February 4, 2019


My middle school-aged daughter came home from class with instructions for a history report that included the phrase, "Do not cite Wikipedia as a source."  She explained that her teacher all but forbade them from using Wikipedia over concerns that the site is not adequately reviewed by objective experts and could not be relied upon for accuracy.  I remember similar warnings about the voluminous printed encyclopaedias from teachers in my middle school days, though I suspect their primary concern was plagarism from what was (at the time) one of the few truly comprehensive informational resources available to us.

Source: Amazon.com

I was likely in college before I realized that all history is written from the perspective (read "bias") of the author and that none of it can be relied-upon to be truly objective.  That said, I disagree with the idea that sources like Wikipedia should be avoided. Rather, I tried to explain to my daughter that, becuase they contain such a huge amount of well-organized information, web sites like Wikipedia can be extremely useful tools for any serious researcher to identify specific aspects of historical information that can then be researched independently, using other (preferably original) sources.  The argument was lost on her, as the "Wikipedia = Bad" bias had sunk in.  But it got me thinking...

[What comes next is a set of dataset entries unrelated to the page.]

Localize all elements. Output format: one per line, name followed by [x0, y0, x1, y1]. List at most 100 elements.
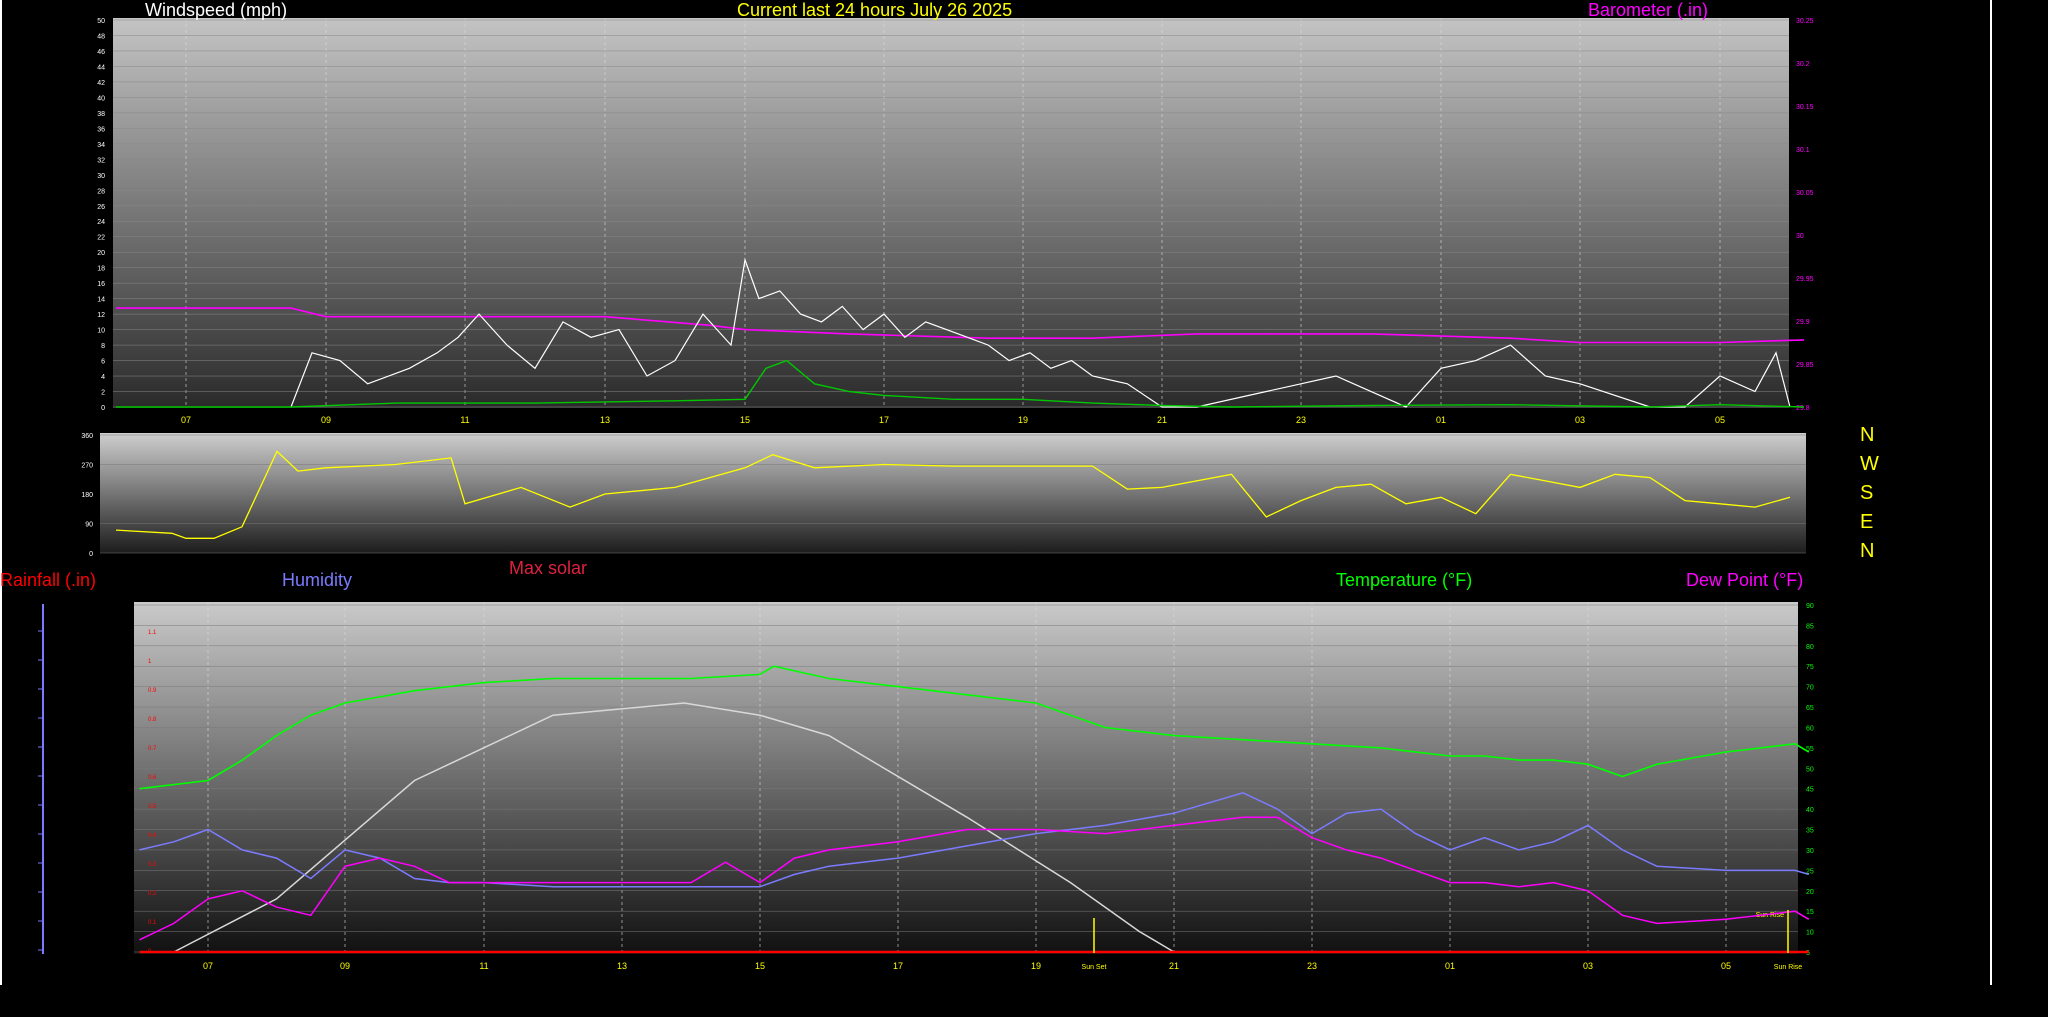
temperature-label: Temperature (°F): [1336, 570, 1473, 590]
left-border: [0, 0, 2, 985]
wind-x-tick: 23: [1296, 415, 1306, 425]
wind-x-tick: 09: [321, 415, 331, 425]
barometer-tick: 30.05: [1796, 190, 1814, 197]
windspeed-tick: 50: [97, 18, 105, 25]
wind-x-tick: 19: [1018, 415, 1028, 425]
temp-plot-area: [134, 602, 1798, 954]
windspeed-tick: 12: [97, 312, 105, 319]
temperature-tick: 20: [1806, 889, 1814, 896]
temp-x-tick: 21: [1169, 961, 1179, 971]
rainfall-tick: 0.7: [148, 746, 157, 752]
windspeed-tick: 26: [97, 204, 105, 211]
barometer-tick: 30.25: [1796, 18, 1814, 25]
wind-x-tick: 15: [740, 415, 750, 425]
temperature-tick: 65: [1806, 705, 1814, 712]
max-solar-label: Max solar: [509, 558, 588, 578]
direction-tick: 360: [81, 433, 93, 440]
compass-e: E: [1860, 511, 1874, 533]
windspeed-label: Windspeed (mph): [145, 0, 288, 20]
compass-n-bottom: N: [1860, 540, 1875, 562]
humidity-label: Humidity: [282, 570, 353, 590]
temp-x-tick: 23: [1307, 961, 1317, 971]
barometer-tick: 29.8: [1796, 405, 1810, 412]
wind-x-tick: 01: [1436, 415, 1446, 425]
chart-title: Current last 24 hours July 26 2025: [737, 0, 1013, 20]
direction-tick: 270: [81, 463, 93, 470]
temp-x-tick: 01: [1445, 961, 1455, 971]
temperature-tick: 70: [1806, 685, 1814, 692]
windspeed-tick: 28: [97, 188, 105, 195]
temperature-tick: 80: [1806, 644, 1814, 651]
temp-x-tick: 05: [1721, 961, 1731, 971]
wind-x-tick: 17: [879, 415, 889, 425]
windspeed-tick: 20: [97, 250, 105, 257]
direction-tick: 90: [85, 522, 93, 529]
wind-x-tick: 07: [181, 415, 191, 425]
compass-s: S: [1860, 482, 1874, 504]
temperature-tick: 30: [1806, 848, 1814, 855]
rainfall-tick: 0.4: [148, 833, 157, 839]
temperature-tick: 90: [1806, 603, 1814, 610]
compass-n-top: N: [1860, 424, 1875, 446]
temperature-tick: 60: [1806, 725, 1814, 732]
windspeed-tick: 18: [97, 266, 105, 273]
barometer-tick: 30.1: [1796, 147, 1810, 154]
barometer-tick: 30: [1796, 233, 1804, 240]
temperature-tick: 35: [1806, 828, 1814, 835]
rainfall-tick: 0.5: [148, 804, 157, 810]
windspeed-tick: 36: [97, 126, 105, 133]
windspeed-tick: 6: [101, 359, 105, 366]
rainfall-tick: 0.3: [148, 862, 157, 868]
barometer-tick: 29.95: [1796, 276, 1814, 283]
windspeed-tick: 10: [97, 328, 105, 335]
temp-x-tick: 07: [203, 961, 213, 971]
windspeed-tick: 34: [97, 142, 105, 149]
temperature-tick: 75: [1806, 664, 1814, 671]
rainfall-tick: 0.6: [148, 775, 157, 781]
windspeed-tick: 32: [97, 157, 105, 164]
temperature-tick: 45: [1806, 787, 1814, 794]
windspeed-tick: 48: [97, 33, 105, 40]
dew-point-label: Dew Point (°F): [1686, 570, 1804, 590]
windspeed-tick: 24: [97, 219, 105, 226]
temp-x-tick: 17: [893, 961, 903, 971]
temp-x-tick: 03: [1583, 961, 1593, 971]
temp-x-tick: 15: [755, 961, 765, 971]
rainfall-tick: 0.9: [148, 688, 157, 694]
rainfall-tick: 0.1: [148, 920, 157, 926]
temperature-tick: 85: [1806, 623, 1814, 630]
wind-x-tick: 03: [1575, 415, 1585, 425]
windspeed-tick: 40: [97, 95, 105, 102]
temp-x-tick: 19: [1031, 961, 1041, 971]
wind-x-tick: 11: [460, 415, 469, 425]
temp-x-tick: 13: [617, 961, 627, 971]
windspeed-tick: 30: [97, 173, 105, 180]
direction-tick: 0: [89, 551, 93, 558]
windspeed-tick: 2: [101, 390, 105, 397]
temp-x-tick: 09: [340, 961, 350, 971]
windspeed-tick: 16: [97, 281, 105, 288]
compass-w: W: [1860, 453, 1879, 475]
temperature-tick: 50: [1806, 766, 1814, 773]
barometer-tick: 29.85: [1796, 362, 1814, 369]
windspeed-tick: 0: [101, 405, 105, 412]
rainfall-tick: 0.8: [148, 717, 157, 723]
sunrise-label-axis: Sun Rise: [1774, 964, 1803, 971]
rainfall-label: Rainfall (.in): [0, 570, 97, 590]
wind-x-tick: 05: [1715, 415, 1725, 425]
windspeed-tick: 14: [97, 297, 105, 304]
windspeed-tick: 46: [97, 49, 105, 56]
weather-graph: 07 09 11 13 15 17 19 21 23 01 03 050246810121416182…: [38, 18, 1814, 971]
rainfall-tick: 0.2: [148, 891, 157, 897]
windspeed-tick: 22: [97, 235, 105, 242]
direction-tick: 180: [81, 492, 93, 499]
wind-x-tick: 13: [600, 415, 610, 425]
windspeed-tick: 42: [97, 80, 105, 87]
windspeed-tick: 44: [97, 64, 105, 71]
barometer-tick: 29.9: [1796, 319, 1810, 326]
temperature-tick: 15: [1806, 909, 1814, 916]
temp-x-tick: 11: [479, 961, 488, 971]
rainfall-tick: 1.1: [148, 630, 157, 636]
windspeed-tick: 4: [101, 374, 105, 381]
wind-plot-area: [113, 18, 1789, 408]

We see, hear and read a lot of information on a daily basis.  None of the sources of that information--whether a newspaper, a web site, a book, social media, or even the voice of a friend across the fence--can be assumed to be free from bias and subjectivity.  Think about the last time you relayed information to someone (e.g., about an occurrence at your office).  Don't you recall that you had some sort of "bent" or angle on the story, meaning that you told it with your opinions in mind?  And didn't you hope that, by relating the story, the person to whom you were speaking would likewise come to see the event the same we you did? 

Very few of the influences in our lives can be categorized as "truly objective."  And yet we don't stop reading the paper or listening to our friends.  Rather, we accept a certain level of opinion or bias exists in all our exchanges of information.  The problem, I think, is that we often fail to take that extra step to confirm (or disprove) the information we receive and sometimes even act on it.  If a friend, for instance, say something negative about another individual, we will often allow that comment to color our perception of that person forever, rather than take the time to truly find out of the friend's comment was accurate or not.  And if not, why not. 

That, to me, is the danger of all the "Wikipedias" in our lives.  We can't rely on any one source to direct our actions or shape our opinions.  We must always seek to expand our abilities to see the world from other points of view.  Without doing so, we'll never reach common ground.